Understanding Barriers to Colorectal Cancer Screening in Female Pakistani Americans
Colorectal cancer is currently the second leading cause of cancer-related deaths among men and women in the United States. This statistic is of even more concern within the South Asian population, as colorectal cancer screening within this demographic was reported to be lower at 41% compared to 47% in Asian Americans overall, 59.8% in non-Hispanic Whites, and 55% in African-Americans (Thompson et al. 2210). Since colorectal cancer screening is low among Asian Americans, including South Asians, this is indicates that there are health disparities in South Asian sub-populations. Little research has been done among South Asian Americans, specifically Pakistani Female Americans. This study will seek to gather this information from female community members in the Pakistani population. An aim of the study is to conduct two female focus groups, with around 8-10 participants in each group, to analyze their perspectives and attitude about cancer, the unique barriers to colorectal cancer screening in South Asians as well as assess which strategies community members suggest to promote colorectal cancer screening within the Pakistani population.

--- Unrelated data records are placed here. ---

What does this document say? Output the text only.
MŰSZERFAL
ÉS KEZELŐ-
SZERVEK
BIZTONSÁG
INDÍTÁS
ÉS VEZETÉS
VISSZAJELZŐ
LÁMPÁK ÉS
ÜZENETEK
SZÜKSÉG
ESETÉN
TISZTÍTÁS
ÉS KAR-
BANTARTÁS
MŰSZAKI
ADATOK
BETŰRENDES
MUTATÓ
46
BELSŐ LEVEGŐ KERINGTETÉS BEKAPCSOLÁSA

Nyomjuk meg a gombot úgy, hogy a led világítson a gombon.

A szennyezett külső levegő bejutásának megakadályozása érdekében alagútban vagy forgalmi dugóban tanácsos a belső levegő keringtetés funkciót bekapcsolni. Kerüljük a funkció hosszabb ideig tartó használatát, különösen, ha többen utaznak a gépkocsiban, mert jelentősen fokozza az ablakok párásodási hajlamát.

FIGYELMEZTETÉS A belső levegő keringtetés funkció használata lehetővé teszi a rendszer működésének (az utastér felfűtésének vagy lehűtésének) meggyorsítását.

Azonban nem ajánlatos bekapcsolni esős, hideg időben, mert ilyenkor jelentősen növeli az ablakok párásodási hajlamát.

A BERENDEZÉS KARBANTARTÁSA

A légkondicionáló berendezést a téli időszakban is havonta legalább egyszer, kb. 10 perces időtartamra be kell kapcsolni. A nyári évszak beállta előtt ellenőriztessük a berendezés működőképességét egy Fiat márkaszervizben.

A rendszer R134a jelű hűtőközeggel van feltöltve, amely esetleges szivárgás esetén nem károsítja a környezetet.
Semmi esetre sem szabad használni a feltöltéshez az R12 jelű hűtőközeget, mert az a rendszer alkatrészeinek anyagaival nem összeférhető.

The focus groups for the project is a two hour discussion, where a trained UCB moderator will ask questions probing the cultural, religious, language barriers as well as gender issues that may contribute to low screening rates in Pakistani Women. The 8-10 participants for each focus group will be recruited through community/religious organizations in the South Bay area such as San Ramon Islamic Center and Muslim Community Association in Santa Clara.